Building a Better Immunity: A Pathway to Healthy Longevity

Building a Better Immunity: A Pathway to Healthy Longevity
Building a Better Immunity

Date/Time: Thursday, November 10 / 10:00 am - 11:30 am (EDT - Washington DC Time) Time Zone Converter.

event video recording

PAHO carried out the webinar "Building Better Immunity: A Path to Healthy Longevity." The panelists discussed the implications for the present and future of the life course approach in the fields of medicine and public health, as well as to better understand the existing applications of this approach to immunization programs in the region and the world.

Introductory Video

Since the second half of the 20th century, life lifespan has increased by more than 20 years. In the Americas, it is projected that nearly 80% of people born today will live more than 60 years, and approximately 40% are expected to live more than 80 years. With this trend in motion, the concept of the democratization of longevity is competing with the “natural selection” process and is testing the capacity of individual and population immunity to provide protection across the life course.

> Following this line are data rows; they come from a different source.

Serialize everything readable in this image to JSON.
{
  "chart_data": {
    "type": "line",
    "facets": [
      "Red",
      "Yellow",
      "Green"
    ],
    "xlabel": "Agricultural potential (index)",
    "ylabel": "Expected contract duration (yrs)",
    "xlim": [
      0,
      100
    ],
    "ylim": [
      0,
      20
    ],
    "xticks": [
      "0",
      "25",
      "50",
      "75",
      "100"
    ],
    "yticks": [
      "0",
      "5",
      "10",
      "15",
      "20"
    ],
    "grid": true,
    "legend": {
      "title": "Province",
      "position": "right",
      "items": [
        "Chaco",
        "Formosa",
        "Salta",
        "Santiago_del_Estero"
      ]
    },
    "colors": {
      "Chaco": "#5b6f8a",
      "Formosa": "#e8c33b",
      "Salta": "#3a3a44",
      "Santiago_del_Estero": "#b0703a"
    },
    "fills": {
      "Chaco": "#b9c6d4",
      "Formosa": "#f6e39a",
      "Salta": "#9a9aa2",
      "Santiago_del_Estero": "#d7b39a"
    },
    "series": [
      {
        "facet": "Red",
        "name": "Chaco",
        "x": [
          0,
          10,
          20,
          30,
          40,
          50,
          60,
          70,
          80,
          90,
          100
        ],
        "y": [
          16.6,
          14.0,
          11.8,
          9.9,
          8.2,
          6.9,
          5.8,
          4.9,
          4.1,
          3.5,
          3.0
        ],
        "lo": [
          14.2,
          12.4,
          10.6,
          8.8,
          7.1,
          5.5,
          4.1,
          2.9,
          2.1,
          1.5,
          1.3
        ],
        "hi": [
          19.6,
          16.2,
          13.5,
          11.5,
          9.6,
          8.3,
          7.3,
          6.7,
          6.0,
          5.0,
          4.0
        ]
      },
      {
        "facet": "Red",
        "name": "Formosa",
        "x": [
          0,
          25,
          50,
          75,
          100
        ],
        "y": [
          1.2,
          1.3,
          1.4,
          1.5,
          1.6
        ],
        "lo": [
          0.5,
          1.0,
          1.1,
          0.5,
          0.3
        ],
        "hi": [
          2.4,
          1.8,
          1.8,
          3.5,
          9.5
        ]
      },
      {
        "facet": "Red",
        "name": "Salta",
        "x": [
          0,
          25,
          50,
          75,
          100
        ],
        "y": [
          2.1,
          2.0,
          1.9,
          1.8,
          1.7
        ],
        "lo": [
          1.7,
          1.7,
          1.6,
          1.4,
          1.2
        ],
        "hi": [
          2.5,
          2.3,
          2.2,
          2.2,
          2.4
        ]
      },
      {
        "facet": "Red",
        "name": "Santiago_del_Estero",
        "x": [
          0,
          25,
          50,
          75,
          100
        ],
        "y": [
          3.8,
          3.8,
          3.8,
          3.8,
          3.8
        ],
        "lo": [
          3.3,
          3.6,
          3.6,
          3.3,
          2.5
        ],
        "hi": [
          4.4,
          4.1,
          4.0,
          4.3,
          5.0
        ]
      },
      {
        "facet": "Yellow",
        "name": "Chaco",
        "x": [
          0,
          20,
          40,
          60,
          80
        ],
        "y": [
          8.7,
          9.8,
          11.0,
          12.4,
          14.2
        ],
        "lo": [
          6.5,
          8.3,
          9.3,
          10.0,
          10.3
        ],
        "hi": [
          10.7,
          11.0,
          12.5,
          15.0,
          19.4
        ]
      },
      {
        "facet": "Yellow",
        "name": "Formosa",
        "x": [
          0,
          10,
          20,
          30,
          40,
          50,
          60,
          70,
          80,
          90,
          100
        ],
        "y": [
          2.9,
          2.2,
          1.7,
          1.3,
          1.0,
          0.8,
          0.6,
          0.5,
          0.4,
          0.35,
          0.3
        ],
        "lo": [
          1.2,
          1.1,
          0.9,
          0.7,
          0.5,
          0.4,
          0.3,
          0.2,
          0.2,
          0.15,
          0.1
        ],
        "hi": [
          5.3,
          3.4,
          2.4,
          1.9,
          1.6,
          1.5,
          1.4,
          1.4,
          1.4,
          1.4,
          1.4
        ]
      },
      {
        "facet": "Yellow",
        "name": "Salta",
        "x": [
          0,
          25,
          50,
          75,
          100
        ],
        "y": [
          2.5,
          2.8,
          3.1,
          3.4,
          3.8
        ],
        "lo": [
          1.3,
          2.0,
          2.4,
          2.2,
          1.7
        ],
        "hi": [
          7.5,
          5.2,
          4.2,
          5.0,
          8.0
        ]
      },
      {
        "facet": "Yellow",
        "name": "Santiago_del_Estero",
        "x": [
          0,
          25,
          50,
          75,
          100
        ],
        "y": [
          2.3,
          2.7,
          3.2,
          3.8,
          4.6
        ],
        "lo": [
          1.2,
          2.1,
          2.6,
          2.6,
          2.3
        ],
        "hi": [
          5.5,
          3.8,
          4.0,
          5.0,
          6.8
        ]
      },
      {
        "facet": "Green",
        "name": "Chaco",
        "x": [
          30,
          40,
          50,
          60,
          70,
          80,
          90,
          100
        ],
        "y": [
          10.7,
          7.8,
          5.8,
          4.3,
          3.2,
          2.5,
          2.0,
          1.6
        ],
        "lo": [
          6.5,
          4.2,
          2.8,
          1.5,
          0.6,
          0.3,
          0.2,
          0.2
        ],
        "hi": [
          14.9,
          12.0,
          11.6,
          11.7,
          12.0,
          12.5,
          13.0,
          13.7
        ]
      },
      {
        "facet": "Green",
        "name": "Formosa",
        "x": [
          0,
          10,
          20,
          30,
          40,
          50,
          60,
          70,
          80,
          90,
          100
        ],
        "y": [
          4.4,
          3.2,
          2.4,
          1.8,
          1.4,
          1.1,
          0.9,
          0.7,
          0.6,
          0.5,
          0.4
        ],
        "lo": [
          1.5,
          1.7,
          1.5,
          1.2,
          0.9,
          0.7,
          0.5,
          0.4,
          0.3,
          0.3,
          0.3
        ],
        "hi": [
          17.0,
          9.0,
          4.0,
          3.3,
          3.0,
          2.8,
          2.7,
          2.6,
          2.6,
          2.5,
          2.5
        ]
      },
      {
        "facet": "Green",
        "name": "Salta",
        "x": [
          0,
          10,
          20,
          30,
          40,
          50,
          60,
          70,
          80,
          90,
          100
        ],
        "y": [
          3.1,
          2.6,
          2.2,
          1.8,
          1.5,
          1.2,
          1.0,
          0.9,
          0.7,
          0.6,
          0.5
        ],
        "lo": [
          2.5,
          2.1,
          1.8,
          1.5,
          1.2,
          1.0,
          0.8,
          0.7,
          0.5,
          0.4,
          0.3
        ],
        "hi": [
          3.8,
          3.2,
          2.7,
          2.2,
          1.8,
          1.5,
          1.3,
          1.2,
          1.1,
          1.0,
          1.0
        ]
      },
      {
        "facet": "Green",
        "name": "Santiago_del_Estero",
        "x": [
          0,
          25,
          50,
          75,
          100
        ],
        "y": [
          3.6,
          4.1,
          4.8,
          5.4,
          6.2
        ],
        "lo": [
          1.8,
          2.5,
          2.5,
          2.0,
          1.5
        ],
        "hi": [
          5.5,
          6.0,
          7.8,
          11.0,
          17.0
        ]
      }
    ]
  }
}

Today, when life expectancy has almost doubled and the world is facing a rapid demographic transition, a person’s immune system is remodeled in older age. With time, this leads to a decline in immune efficacy, resulting in increased vulnerability to infectious diseases, diminished responses to vaccination, and a susceptibility to age-related inflammatory diseases.

The life course approach to immunization considers immunity as a health feature and an evolving capacity that develops dynamically over time and across generations. Immunization focuses on maximizing heathy life trajectories as its objective, protecting individual’s during important life transitions, and identifying critical moments across the life span where certain interventions have a higher long-term efficacy.

Through immunization, the health of individuals can be maximized at each stage of the life course, not only by preventing specific infectious diseases but training the plasticity and resilience of the immune system to develop long-lasting positive effects for individuals. These individual benefits accumulate to produce society-wide impacts on health and economies, with an intergenerational influence . Immunization is a public health intervention (including immunotherapies) that can be adjusted to close the immunity gaps of each age group, thus reducing the impact of disease, and increasing the body’s capacity for health until very late in life.


 1) To present the biological framework of immunity across the life course and define its core principles and processes.

 2) To describe the practical considerations of the life course approach to be integrated into existing Expanded Programs on Immunization (EPI).